Dopotutto mai come adesso la nostra società è vulnerabile ad un minaccia globale, quella del Covid-19, che influenza di fatto il nostro stesso stile di vita e le nostre libertà. Di contrappeso dovremmo fare i conti con politiche di tracciamento della cittadinanza per monitorare (ma anche prevedere) la diffusione del contagio raccogliendo dati dai nostri dispositivi per analizzare dove ci troviamo, dove stiamo andando e chi abbiamo incontrato. Insomma, è difficile non vedere similitudini fra le tensioni di questa terza stagione di Westworld e le conseguenze dell’epidemia da Coronavirus, incluso il dibattito sull’utilizzo dei nostri dati da parte dei governi. A ricordare bene non è nemmeno la prima volta che la serie incrocia questa idea della modernità come panopticon, perché già nella seconda stagione gli autori avevano suggerito una connessione tra i parchi della Delos e la raccolta di dati su Facebook. Con il tempo questo filo tematico ha lasciato spazio ad altro, ma adesso, dovendo fare a meno delle due grandi distrazioni narrative dei prime due serie (“cosa che è reale? / Quando è ora?”), Westworld affronta di petto il concetto di caos nella libertà, passando da un approccio filosofico ad uno più sociale e sociologico.

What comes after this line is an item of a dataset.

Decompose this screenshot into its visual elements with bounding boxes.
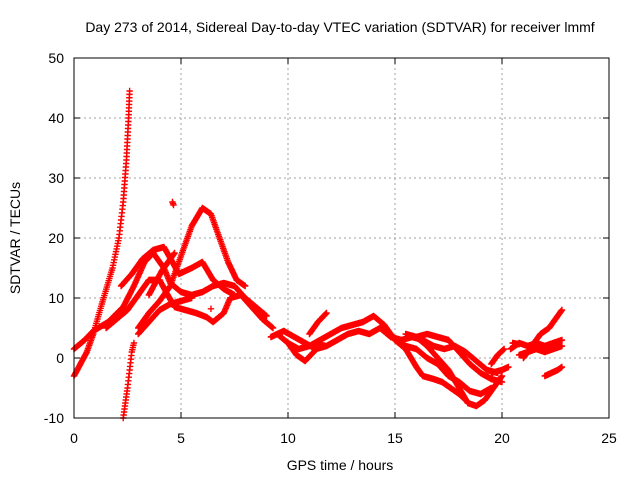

La totale fiducia di HBO in Westworld, rinnovata per una quarta stagione
HBO ha già rinnovato ufficialmente la serie per una quarta stagione (il progetto dovrebbe prevederne in tutto sei) e ciò che accade alla fine di quest’ultima ci suggerisce che la prossima annata approfondirà in modo ancora più esplosivo il destino del mondo reale e degli esseri umani, piuttosto che le attrazioni dei vecchi parchi Delos. La conferma è arrivata dalla dichiarazione di Casey Bloys, capo della programmazione del canale via cavo: “Dal parco a tema western fino alle metropoli tecnocratiche del futuro prossimo abbiamo gradito ogni singola evoluzione delle menti dei creatori della serie, Jonathan Nolan e Lisa Joy, e non vediamo l’ora di scoprire dove ci porterà la loro ispirazione“. Tradotto: possiamo permetterci di rischiare e investire molto su una serie “di qualità”, magari senza sapere nemmeno che direzione prenderà nelle sue prossime stagioni.
Dunque anche i fan più affezionati si dovranno arrendere all’idea che Westworld è destinata a mutare ulteriormente da come l’abbiamo conosciuta ormai 4 anni fa. Potrebbe essere la prima grande serie televisiva che scommette su una trasformazione così radicale e lontana dalle proprie origini. Ma se sarà una scommessa vincente questo sarà tutto da vedere.